The International Finance Corporation (IFC), a World Bank affiliate, said it is planning to invest Rs 134 crore in FCEL — a part of Kishore Biyani’s Future Group — in the form of compulsorily convertible debentures (CCDs) and common shares to partly finance a Rs 400 crore project. Another key investor, Black River Asset Management LLC, will finance around 50 per cent of the project.
FCEL is an integrated food processing company with agricultural commodities sourcing, processing as well as development and manufacturing of value-added products for its fast-moving consumer goods (FMCG). It is a listed entity.

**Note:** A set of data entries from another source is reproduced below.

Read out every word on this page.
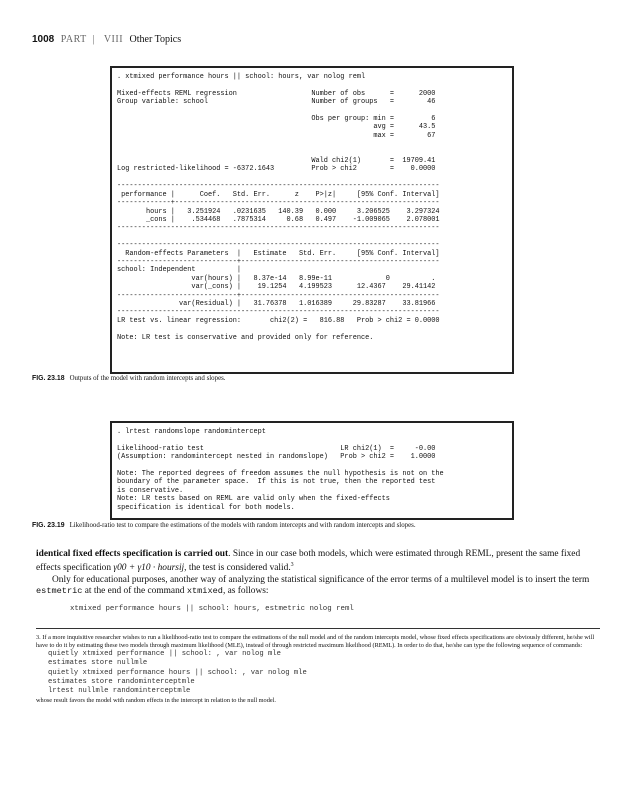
1008 PART | VIII Other Topics
. xtmixed performance hours || school: hours, var nolog reml

Mixed-effects REML regression                  Number of obs      =      2000
Group variable: school                         Number of groups   =        46

Obs per group: min =         6
avg =      43.5
max =        67

Wald chi2(1)       =  19709.41
Log restricted-likelihood = -6372.1643         Prob > chi2        =    0.0000

------------------------------------------------------------------------------
performance |      Coef.   Std. Err.      z    P>|z|     [95% Conf. Interval]
-------------+----------------------------------------------------------------
hours |   3.251924   .0231635   140.39   0.000     3.206525    3.297324
_cons |    .534468   .7875314     0.68   0.497    -1.009065    2.078001
------------------------------------------------------------------------------

------------------------------------------------------------------------------
Random-effects Parameters  |   Estimate   Std. Err.     [95% Conf. Interval]
-----------------------------+------------------------------------------------
school: Independent          |
var(hours) |   8.37e-14   8.99e-11             0          .
var(_cons) |    19.1254   4.199523      12.4367    29.41142
-----------------------------+------------------------------------------------
var(Residual) |   31.76378   1.016389     29.83287    33.81966
------------------------------------------------------------------------------
LR test vs. linear regression:       chi2(2) =   816.88   Prob > chi2 = 0.0000

Note: LR test is conservative and provided only for reference.
FIG. 23.18 Outputs of the model with random intercepts and slopes.
. lrtest randomslope randomintercept

Likelihood-ratio test                                 LR chi2(1)  =     -0.00
(Assumption: randomintercept nested in randomslope)   Prob > chi2 =    1.0000

Note: The reported degrees of freedom assumes the null hypothesis is not on the
boundary of the parameter space.  If this is not true, then the reported test
is conservative.
Note: LR tests based on REML are valid only when the fixed-effects
specification is identical for both models.
FIG. 23.19 Likelihood-ratio test to compare the estimations of the models with random intercepts and with random intercepts and slopes.

identical fixed effects specification is carried out. Since in our case both models, which were estimated through REML, present the same fixed effects specification γ00 + γ10 · hoursij, the test is considered valid.$^3$

Only for educational purposes, another way of analyzing the statistical significance of the error terms of a multilevel model is to insert the term estmetric at the end of the command xtmixed, as follows:

xtmixed performance hours || school: hours, estmetric nolog reml

3. If a more inquisitive researcher wishes to run a likelihood-ratio test to compare the estimations of the null model and of the random intercepts model, whose fixed effects specifications are obviously different, he/she will have to do it by estimating these two models through maximum likelihood (MLE), instead of through restricted maximum likelihood (REML). In order to do that, he/she can type the following sequence of commands:

quietly xtmixed performance || school: , var nolog mle
estimates store nullmle
quietly xtmixed performance hours || school: , var nolog mle
estimates store randominterceptmle
lrtest nullmle randominterceptmle

whose result favors the model with random effects in the intercept in relation to the null model.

FCEL plans to undertake a capital expansion programme for investments to develop new products for its FMCG brands, expansion of its sourcing operations, further development of a 114-acre integrated food park in partnership with the ministry of food processing industries in Karnataka and development of manufacturing and processing operations for dairy products, fruits and vegetables, oats and sauces and ketchups (project).
All facilities in the project are existing ones. The integrated food park is located in the Tumkur region of Karnataka, Nilgiris Dairy farm is located in the town of Erode, Tamil Nadu, and the Aussee Oat Milling in Mirigama, Sri Lanka. A small portion of the investment will be allocated for the Lankan operations.
Biyani, the founder of Future Group — it comprises various entities in retail and associated businesses including FCEL, Future Retail Limited (FRL) and Future Lifestyle Fashions Limited — and his various intermediate investment entities (sponsor) control 33.7 per cent stakes of FCEL, while FRL owns 9.9 per cent.
Other key institutional investors include Arisaig Partners Asia (Pte) Ltd (9.2 per cent ownership), Verlinvest S.A. (6.5 per cent ownership), and Bennett Coleman & Co. Ltd. (6.4 per cent ownership).
IFC said that for FCEL, the former is a strategic partner and its key addition is in being able to provide the entire range of products and services to meet FCEL’s long-term financing, growth, sustainability and strategic requirements. IFC will also engage with the company on food safety advisory starting with an assessment of areas of improvement in food safety by IFC’s advisory team.
The project would benefit from IFC’s long-term risk capital, which is required for fast-growing companies like FCEL that are just turning profitable and are still in the early stage of their development.